Glovo, métete con uno de tu tamaño
Tú no te acuerdas porque eres muy joven, pero hace unos años se nos llenaba la boca hablando de “economía colaborativa”. Era el término de moda, la última revolución: la tecnología nos haría más libres, con una app podríamos compartir cualquier cosa: el coche, la casa cuando te vas de vacaciones, los chismes que ya no usas, y por supuesto tu tiempo y tu trabajo. Con solo un clic, nuestra necesidad encontraría satisfacción, nuestra demanda hallaría su oferta, y viceversa. El futuro sería colaborativo.
Luego resultó que las empresas que solo iban a hacer de intermediarios entre consumidores y productores, entre vendedores y compradores, o entre trabajadores y clientes, se convirtieron en multinacionales que imponían sus reglas, saltaban por encima de leyes estatales, y se llevaban por delante al pequeño comercio, a las viejas empresas “no colaborativas”, y los derechos laborales. “Uberización” lo llamamos. Entre las más representativas de aquel momento de euforia, las plataformas de reparto que desembarcaron en las ciudades, todas con un modelo similar: una app fácil de usar, y miles de trabajadores “libres” remando al ritmo que marca el tam-tam de la empresa. En realidad, bajo su apariencia revolucionaria no dejaban de ser los mozos de cuerda de toda la vida, aquellos que antiguamente se apostaban en las esquinas y plazas esperando a que les saliese un porte. Pero ahora con un clic. Lo llamamos startup, pero su negocio se basa en el sudor y el cansancio de gente que trabaja con el cuerpo.
El sueño de la economía colaborativa produce monstruos, y uno de los más fieros parecía hasta hoy Glovo. Una multinacional de origen español que impone condiciones abusivas a sus explotados riders, que obtiene beneficios tan desorbitados que incluso pagando multas millonarias y regularizaciones de la Seguridad Social sigue ganando, y que se cree por encima del bien y del mal, ajena a leyes, gobiernos, normas laborales y sentencias judiciales. Hasta hoy, en que su fundador se sienta en el banquillo, y la empresa ha acabado hincando la rodilla y aceptando contratar a sus falsos autónomos.
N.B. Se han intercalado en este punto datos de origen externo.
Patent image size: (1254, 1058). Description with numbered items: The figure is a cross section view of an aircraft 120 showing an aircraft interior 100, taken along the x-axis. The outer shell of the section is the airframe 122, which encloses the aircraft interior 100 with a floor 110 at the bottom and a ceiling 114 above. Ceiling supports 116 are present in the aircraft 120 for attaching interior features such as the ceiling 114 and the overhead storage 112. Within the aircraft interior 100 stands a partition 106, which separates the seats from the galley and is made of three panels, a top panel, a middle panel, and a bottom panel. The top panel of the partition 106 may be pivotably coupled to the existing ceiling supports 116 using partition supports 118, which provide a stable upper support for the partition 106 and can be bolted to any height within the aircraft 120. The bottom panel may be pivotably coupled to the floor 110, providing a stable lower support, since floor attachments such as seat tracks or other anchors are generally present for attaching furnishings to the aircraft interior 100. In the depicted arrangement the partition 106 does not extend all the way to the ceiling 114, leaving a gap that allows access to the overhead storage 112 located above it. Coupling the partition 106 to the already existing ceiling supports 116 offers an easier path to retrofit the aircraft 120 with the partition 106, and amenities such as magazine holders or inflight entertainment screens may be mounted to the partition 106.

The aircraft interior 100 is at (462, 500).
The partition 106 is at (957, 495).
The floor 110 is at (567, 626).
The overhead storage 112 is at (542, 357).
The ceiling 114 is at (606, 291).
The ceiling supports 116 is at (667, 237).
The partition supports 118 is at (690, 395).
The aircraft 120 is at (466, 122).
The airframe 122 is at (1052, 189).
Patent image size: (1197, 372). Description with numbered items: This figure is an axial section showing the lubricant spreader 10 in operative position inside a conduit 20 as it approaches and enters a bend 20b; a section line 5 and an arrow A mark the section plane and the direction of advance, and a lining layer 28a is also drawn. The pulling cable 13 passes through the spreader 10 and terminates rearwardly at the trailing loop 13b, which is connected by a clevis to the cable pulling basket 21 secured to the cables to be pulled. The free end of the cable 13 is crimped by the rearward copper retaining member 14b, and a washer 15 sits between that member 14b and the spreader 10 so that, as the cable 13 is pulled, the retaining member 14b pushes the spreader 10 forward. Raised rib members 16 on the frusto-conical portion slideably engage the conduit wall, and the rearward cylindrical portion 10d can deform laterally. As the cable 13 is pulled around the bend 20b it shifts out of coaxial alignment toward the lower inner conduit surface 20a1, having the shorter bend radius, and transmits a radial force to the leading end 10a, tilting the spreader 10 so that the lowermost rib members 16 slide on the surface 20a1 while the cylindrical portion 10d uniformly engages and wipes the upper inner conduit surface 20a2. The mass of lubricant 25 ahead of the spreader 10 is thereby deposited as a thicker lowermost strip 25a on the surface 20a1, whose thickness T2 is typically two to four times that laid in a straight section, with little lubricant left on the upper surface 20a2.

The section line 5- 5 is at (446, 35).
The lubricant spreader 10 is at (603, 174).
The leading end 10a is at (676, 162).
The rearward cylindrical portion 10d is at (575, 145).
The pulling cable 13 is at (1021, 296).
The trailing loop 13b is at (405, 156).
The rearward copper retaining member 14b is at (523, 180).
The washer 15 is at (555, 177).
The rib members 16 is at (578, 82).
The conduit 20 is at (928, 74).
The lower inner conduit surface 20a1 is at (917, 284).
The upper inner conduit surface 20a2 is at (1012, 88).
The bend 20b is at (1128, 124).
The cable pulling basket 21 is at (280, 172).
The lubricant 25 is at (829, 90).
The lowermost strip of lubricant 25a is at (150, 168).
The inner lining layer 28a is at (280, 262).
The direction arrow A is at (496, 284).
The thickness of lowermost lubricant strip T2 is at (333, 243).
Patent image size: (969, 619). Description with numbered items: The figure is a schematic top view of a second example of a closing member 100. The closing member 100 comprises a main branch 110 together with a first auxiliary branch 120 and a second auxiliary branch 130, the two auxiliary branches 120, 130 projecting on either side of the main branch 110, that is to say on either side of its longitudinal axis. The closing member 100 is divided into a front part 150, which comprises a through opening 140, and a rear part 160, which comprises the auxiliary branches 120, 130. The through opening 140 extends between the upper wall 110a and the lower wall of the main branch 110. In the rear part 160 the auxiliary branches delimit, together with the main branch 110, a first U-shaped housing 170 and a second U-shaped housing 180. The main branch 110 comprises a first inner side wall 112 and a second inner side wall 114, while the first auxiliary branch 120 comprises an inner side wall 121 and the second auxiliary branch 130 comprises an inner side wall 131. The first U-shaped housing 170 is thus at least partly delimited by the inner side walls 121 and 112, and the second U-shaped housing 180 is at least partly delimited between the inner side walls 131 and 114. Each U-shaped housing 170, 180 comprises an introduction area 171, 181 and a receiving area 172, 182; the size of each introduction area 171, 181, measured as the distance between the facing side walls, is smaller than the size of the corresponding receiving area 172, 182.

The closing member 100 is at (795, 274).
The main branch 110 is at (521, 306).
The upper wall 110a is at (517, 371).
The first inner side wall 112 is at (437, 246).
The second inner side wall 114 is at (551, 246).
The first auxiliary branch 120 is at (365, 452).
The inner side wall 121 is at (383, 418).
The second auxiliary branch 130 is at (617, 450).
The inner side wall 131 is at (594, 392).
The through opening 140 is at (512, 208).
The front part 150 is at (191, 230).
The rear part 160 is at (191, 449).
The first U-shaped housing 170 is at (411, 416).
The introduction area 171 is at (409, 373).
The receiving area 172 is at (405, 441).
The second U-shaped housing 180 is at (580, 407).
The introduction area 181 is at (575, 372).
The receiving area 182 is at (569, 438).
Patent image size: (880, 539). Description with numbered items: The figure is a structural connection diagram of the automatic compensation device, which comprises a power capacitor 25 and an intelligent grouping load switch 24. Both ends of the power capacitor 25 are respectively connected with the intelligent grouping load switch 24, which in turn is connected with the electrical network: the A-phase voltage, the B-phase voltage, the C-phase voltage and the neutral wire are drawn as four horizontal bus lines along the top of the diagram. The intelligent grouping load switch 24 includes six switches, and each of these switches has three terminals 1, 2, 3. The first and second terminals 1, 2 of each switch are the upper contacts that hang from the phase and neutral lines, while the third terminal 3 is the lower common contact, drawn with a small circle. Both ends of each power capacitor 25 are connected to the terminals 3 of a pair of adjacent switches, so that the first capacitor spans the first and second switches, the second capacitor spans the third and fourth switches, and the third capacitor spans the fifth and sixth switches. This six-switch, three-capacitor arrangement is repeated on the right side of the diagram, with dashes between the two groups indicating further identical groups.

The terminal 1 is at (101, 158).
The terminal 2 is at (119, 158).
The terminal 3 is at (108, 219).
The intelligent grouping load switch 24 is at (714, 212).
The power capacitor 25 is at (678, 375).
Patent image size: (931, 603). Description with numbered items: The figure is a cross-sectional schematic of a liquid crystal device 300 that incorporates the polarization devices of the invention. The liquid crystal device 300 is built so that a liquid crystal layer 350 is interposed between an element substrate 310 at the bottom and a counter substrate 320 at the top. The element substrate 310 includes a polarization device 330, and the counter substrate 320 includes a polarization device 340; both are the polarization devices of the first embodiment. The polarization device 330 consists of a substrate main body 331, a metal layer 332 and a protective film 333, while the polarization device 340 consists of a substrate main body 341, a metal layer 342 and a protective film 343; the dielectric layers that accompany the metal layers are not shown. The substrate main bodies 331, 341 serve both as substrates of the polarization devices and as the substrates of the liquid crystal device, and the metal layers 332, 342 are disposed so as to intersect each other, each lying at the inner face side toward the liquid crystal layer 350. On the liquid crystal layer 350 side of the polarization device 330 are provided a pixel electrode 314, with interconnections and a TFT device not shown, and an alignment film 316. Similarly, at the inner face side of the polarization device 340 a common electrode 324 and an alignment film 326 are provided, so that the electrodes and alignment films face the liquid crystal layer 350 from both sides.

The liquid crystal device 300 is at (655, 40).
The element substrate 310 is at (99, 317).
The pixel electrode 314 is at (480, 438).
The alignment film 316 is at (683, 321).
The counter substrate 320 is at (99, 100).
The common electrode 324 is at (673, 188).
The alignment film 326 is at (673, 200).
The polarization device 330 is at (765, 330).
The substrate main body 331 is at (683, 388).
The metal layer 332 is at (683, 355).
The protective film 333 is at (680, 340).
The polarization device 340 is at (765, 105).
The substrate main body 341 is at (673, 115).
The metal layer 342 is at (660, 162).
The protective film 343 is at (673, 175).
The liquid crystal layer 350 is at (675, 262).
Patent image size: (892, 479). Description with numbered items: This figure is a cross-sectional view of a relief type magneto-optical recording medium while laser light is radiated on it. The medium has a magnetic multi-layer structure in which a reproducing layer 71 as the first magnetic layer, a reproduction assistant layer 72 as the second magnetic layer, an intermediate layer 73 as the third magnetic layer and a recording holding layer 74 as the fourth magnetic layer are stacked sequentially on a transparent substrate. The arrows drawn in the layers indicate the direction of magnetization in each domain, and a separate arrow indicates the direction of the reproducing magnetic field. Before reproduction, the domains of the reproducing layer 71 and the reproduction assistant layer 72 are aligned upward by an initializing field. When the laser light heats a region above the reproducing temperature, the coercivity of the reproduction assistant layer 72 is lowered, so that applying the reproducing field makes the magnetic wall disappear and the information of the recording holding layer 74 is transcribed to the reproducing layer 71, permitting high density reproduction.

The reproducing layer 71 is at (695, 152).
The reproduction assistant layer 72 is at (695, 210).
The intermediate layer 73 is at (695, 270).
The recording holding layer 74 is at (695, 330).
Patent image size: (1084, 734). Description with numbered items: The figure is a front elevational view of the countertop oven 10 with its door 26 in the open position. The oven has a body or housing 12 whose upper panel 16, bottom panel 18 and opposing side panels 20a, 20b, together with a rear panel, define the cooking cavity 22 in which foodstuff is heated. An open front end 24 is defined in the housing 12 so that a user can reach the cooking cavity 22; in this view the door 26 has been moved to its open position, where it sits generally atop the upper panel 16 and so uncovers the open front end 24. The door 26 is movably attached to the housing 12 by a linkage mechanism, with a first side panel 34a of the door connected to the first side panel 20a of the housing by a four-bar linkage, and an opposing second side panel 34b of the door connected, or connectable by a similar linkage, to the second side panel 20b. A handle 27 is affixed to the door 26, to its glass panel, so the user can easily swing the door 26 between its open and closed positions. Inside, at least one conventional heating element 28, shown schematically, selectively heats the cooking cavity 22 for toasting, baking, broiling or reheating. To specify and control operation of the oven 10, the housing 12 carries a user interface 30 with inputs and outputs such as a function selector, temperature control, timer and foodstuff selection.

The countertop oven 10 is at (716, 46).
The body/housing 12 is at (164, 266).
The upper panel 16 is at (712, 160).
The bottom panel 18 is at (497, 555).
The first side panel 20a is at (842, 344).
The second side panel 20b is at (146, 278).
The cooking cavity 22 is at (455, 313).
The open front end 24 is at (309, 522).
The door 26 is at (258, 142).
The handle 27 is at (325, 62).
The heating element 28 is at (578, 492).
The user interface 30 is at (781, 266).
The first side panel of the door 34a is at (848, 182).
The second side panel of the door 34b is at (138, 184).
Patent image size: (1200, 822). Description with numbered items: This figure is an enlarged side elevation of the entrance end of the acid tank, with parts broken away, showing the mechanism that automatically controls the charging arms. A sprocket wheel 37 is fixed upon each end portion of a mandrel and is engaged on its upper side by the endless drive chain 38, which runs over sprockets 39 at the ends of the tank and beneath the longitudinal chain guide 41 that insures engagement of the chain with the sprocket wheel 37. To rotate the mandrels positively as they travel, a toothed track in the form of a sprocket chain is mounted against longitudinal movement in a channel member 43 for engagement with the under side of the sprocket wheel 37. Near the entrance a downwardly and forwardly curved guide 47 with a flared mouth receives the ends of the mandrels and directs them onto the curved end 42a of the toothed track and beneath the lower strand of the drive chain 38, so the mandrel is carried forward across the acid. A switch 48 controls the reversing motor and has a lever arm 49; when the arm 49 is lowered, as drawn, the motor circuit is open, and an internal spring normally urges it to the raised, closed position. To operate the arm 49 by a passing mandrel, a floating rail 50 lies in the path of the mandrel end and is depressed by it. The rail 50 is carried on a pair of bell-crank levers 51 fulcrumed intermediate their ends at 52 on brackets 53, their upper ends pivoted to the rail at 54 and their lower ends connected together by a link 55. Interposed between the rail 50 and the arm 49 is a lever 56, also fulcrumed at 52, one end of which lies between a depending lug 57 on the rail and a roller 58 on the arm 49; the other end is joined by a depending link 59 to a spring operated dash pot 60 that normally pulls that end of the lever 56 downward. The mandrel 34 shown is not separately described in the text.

El modelo Glovo exacerbaba aquello que mi admirado Juanjo Castillo ya anticipaba en un libro imprescindible de hace más de quince años: La soledad del trabajador globalizado. El modelo de desregulación, externalización y “flexibilidad” de las últimas décadas buscaba aislar al trabajador, dejarlo solo ante la empresa, “descolectivizar” al trabajador colectivo, “ese trabajador aislado, solitario, pero mundializado”. Solo ante la empresa, no: solo ante la multinacional, la multinacional tecnológica que se esconde tras la app, que no está en ninguna parte y está en todas, que vive en la nube.
Para ganarle el pulso a Glovo ha habido que sumar fuerzas. En primer lugar, los trabajadores, rompiendo con su aislamiento y su necesidad de competir entre ellos, sumando fuerzas en sindicatos, los tradicionales y otros de nueva creación como Riders x Derechos. Llevan años denunciando a la empresa ante la autoridad laboral y los tribunales. Junto a ellos, el gobierno, desde el Ministerio de Trabajo de Yolanda Díaz, que ha hecho bandera de esta lucha, legislando, usando la inspección y denunciando. La suma de fuerzas de trabajadores organizados y de un gobierno que defiende los derechos laborales, ha conseguido doblegar al gigante, a la manera de aquellos superhéroes que cruzan sus rayos para conseguir un disparo más potente que tumbe al invencible villano.
La guerra sigue, solo es una batalla, y habrá que seguir peleando los derechos de los trabajadores contratados, pues previsiblemente Glovo usará otras triquiñuelas. Pero en este tiempo en que no abundan las buenas noticias, conforta ver a Glovo caer por un rato en la lona, y poder decirle, mientras se levanta, eso que le decíamos a los abusones: venga, métete con alguien de tu tamaño.